The interest in Annie’s drawings marked a change at Kinngait Studios and drawings began to be sold in much greater quantities alongside the long-established Cape Dorset Annual Print Collection. Her drawing Cape Dorset Freezer, 2005, also marked a move to larger papers for some Northern artists (this size works well in museum exhibitions). Today Annie’s name remains known and respected in Kinngait, where young students are introduced to her work. In Ottawa Annie’s friends at Galerie SAW Gallery have named a new studio after her to be used by emerging Inuit artists and as an educational space.
Annie remains well known for her renderings of the darker side of life.
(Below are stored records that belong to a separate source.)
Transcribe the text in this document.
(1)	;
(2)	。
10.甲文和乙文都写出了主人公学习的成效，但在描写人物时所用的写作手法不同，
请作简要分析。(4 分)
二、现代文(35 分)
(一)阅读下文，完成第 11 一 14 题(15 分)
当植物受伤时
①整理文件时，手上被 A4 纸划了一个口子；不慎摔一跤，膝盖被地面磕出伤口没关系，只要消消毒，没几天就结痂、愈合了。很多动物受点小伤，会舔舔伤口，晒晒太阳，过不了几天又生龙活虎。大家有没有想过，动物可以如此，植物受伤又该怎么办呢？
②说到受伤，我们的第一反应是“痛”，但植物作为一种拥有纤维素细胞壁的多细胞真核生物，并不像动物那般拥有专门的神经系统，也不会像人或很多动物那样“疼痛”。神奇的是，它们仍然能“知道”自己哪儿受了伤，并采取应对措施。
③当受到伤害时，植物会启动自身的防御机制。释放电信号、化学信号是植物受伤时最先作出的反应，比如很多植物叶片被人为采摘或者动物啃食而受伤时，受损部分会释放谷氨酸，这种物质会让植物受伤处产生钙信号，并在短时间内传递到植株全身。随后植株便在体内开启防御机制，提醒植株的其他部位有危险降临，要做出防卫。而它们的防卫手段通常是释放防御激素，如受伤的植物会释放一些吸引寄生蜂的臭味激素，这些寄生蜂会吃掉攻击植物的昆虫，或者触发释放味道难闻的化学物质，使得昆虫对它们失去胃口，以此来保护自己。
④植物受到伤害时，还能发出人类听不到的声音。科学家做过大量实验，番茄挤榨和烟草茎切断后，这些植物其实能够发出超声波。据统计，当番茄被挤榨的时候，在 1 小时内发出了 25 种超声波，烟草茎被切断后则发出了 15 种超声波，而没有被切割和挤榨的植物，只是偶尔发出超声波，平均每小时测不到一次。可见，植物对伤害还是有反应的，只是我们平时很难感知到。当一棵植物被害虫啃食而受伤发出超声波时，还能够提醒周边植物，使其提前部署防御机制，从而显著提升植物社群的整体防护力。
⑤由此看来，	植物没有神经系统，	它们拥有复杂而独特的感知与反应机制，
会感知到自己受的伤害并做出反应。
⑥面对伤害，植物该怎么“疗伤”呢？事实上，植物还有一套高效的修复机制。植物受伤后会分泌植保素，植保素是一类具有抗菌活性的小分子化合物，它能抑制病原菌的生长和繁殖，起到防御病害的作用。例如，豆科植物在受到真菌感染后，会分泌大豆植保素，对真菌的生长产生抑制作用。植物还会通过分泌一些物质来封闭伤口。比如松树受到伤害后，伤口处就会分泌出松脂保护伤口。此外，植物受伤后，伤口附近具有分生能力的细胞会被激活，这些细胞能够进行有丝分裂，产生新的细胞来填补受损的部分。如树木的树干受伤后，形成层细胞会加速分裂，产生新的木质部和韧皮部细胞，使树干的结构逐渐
Some of her works, such as Man Abusing His Partner, 2002, Memory of My Life: Breaking Bottles, 2001–2, and Hanging, 2003–4, reveal themes of violence and broken social safety nets in Arctic communities. Yet a different picture unfolds from a review of the hundreds of drawings that Annie produced. Many represent a life of love, tradition, joy, and attachment to the land. Jimmy Manning reminds us that when looking at Annie’s drawings, it is important to remember that she was loved in her home of Kinngait and that life in the North has much that is wonderful.
In Canada we are experiencing a renaissance of Inuit art. More Inuit artists are being reviewed, supported, and exhibited in exhibitions of contemporary art than ever before. Museums are focusing on the gaps in their collections and acquiring significant works of Indigenous art, an area that now includes works done by Inuit artists. Progressive collectors and curators no longer dismiss Inuit artists’ creations as handicraft or tourist art. Annie’s striking, powerful drawings were central to this movement. She captured the attention of the broader contemporary art world at a critical point in Canada’s ongoing reconciliation process.